The best generic advice for mitigating the risk posed by these tools is to create robust allow/blocklist policies and strictly adhere to them. Depending on your environment, one or more of these utilities may be permitted for use, so before you go down the road of detection on these utilities, it is highly recommended to get an effective inventory management tool to identify any shadow utilities that may be lurking in your environment before you start trying to detect these one at a time. Our open source baselining tool Surveyor has a definitions file that you can use to search for the presence of many of the tools listed in this section using a supported EDR tool.
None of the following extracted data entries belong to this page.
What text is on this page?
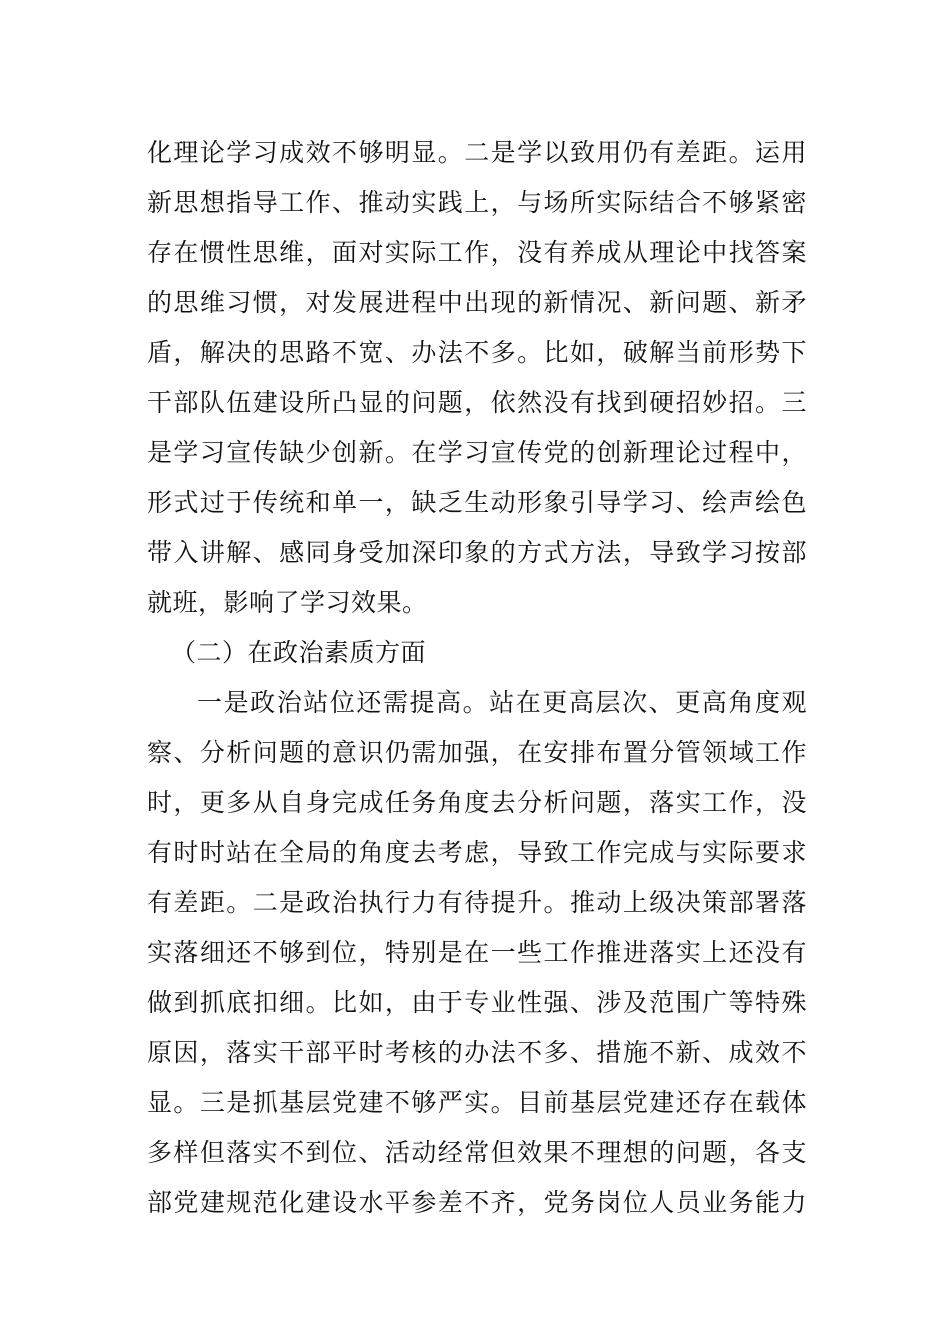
化理论学习成效不够明显。二是学以致用仍有差距。运用
新思想指导工作、推动实践上，与场所实际结合不够紧密
存在惯性思维，面对实际工作，没有养成从理论中找答案
的思维习惯，对发展进程中出现的新情况、新问题、新矛
盾，解决的思路不宽、办法不多。比如，破解当前形势下
干部队伍建设所凸显的问题，依然没有找到硬招妙招。三
是学习宣传缺少创新。在学习宣传党的创新理论过程中，
形式过于传统和单一，缺乏生动形象引导学习、绘声绘色
带入讲解、感同身受加深印象的方式方法，导致学习按部
就班，影响了学习效果。
（二）在政治素质方面
一是政治站位还需提高。站在更高层次、更高角度观
察、分析问题的意识仍需加强，在安排布置分管领域工作
时，更多从自身完成任务角度去分析问题，落实工作，没
有时时站在全局的角度去考虑，导致工作完成与实际要求
有差距。二是政治执行力有待提升。推动上级决策部署落
实落细还不够到位，特别是在一些工作推进落实上还没有
做到抓底扣细。比如，由于专业性强、涉及范围广等特殊
原因，落实干部平时考核的办法不多、措施不新、成效不
显。三是抓基层党建不够严实。目前基层党建还存在载体
多样但落实不到位、活动经常但效果不理想的问题，各支
部党建规范化建设水平参差不齐，党务岗位人员业务能力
Understanding what’s permitted in your environment and being able to survey your environment for what’s actually installed is critical. When you find unpermitted software installed, response actions will depend on organization-specific security policies.

Detection opportunities

We’ve written two blogs covering the potential dangers of RMM tool abuse. The latter (listed below) contains detailed detection guidance for a number of the tools mentioned here, including NetSupport Manager, Remote Utilities, ScreenConnect, and Anydesk. That logic can likely be abstracted and applied to other RMMs as well.

The following are detection opportunities for RMM tools we’ve detected but haven’t previously shared:

Remcos

This pseudo-detector identifies file modifications commonly associated with Remcos.

file_name == (‘logs.dat')

&&

file_path == (‘\remcos’ || ‘\screenshots’ || ‘\micrecords’)

Atera

Look for process executions where the internal name for the process is ateraagent and the command line includes an external or otherwise unusual email address.

Testing

Start testing your defenses against RMM tools using Atomic Red Team—an open source testing framework of small, highly portable detection tests mapped to MITRE ATT&CK.

Getting started

Attempting to download any of these utilities on a random endpoint within your environment and launching them will be the most efficient way to test existing controls. To that point, Atomic Red Team has numerous relevant tests mapped to T1219: Remote Access Software. In most environments, these should be sufficient to generate a useful signal for defenders.

Review and repeat

Now that you have executed one or several common tests and checked for the expected results, it’s useful to answer some immediate questions:

  • Were any of your actions detected?
  • Were any of your actions blocked or prevented?
  • Were your actions visible in logs or other defensive telemetry?

Repeat this process, performing additional tests related to this technique. You can also create and contribute tests of your own.